Отец Гораций почесал кончик носа. И не потому, что тот и впрямь чесался, а чтобы скрыть замешательство.

- Зло есть в каждой душе, мой мальчик, и выследить его проще всего в себе, чем пытаться заметить в чужой душе, закрытой для тебя. Подлец никому души не раскроет, запомни. Тут скорее ход событий можно понять по итогу, чем прогнозировать итог по видимым признакам распада. Если ты видишь падение грешного - это и означает, что распад завершен.

Дамьен был разочарован, но явно этого не показал.

Сам же отец Гораций, вспомнив переданные ему Дюраном слова малыша Эмиля о том, что де Моро честен, заинтересовался этим.
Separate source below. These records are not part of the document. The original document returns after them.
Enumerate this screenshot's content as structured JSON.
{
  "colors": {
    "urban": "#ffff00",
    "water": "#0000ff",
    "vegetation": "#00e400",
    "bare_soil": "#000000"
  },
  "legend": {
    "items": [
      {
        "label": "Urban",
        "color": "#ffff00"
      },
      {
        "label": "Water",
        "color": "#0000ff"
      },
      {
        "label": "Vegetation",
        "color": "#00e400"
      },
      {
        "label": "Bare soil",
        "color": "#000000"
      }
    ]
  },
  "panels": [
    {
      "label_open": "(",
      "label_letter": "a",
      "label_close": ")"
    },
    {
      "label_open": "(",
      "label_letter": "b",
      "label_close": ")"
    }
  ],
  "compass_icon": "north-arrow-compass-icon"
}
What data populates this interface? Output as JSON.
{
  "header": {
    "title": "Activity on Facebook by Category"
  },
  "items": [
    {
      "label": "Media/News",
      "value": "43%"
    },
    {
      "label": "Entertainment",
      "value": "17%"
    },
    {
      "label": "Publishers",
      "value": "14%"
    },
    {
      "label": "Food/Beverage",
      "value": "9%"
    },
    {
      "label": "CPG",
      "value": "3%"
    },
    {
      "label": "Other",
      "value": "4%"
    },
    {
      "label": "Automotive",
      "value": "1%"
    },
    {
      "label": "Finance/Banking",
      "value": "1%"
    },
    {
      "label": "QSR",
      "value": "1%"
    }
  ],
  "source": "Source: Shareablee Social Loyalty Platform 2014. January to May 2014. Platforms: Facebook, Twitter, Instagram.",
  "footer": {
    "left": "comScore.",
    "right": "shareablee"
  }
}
Из тех оценок и суждений, который ронял Дамьен, де Шалон и вправду понял, что наиболее отвратительными и непотребными грехами Ворон считает воровство, блуд и пьянство, нетерпим к предательству и подлости, но гораздо мягче относится к гордыни и гневу, а лень и чревоугодие и за грех-то не считает. Отец Гораций задумался. Что могло заставить юношу возненавидеть воровство? Почему такая нетерпимость к пьянству? Де Шалон предположил, что причина - в семье де Моро, но пока не торопился выяснять это.

Пока отец Гораций просто учил Дамьена.

- Единственное, что ставит человека в унизительную зависимость от мира, - говорил он юноше, - это греховность человеческой природы. Избавься от пороков, - и ты станешь неуязвимым. Если отринешь чревоугодие - дух твой станет выше голода, если победишь блуд - будешь неуязвим для соблазнов, возвысишься над жадностью - и ничто мирское не прельстит тебя… Никто не купит тебя и не соблазнит. Сумей преодолеть гордыню, смирись пред Господом, - и вознесешься над миром. Не завидуй, не гневайся, никогда не отчаивайся. Стяжай Дух Господень, ибо только там, где Он - там свобода, там справедливость и Истина.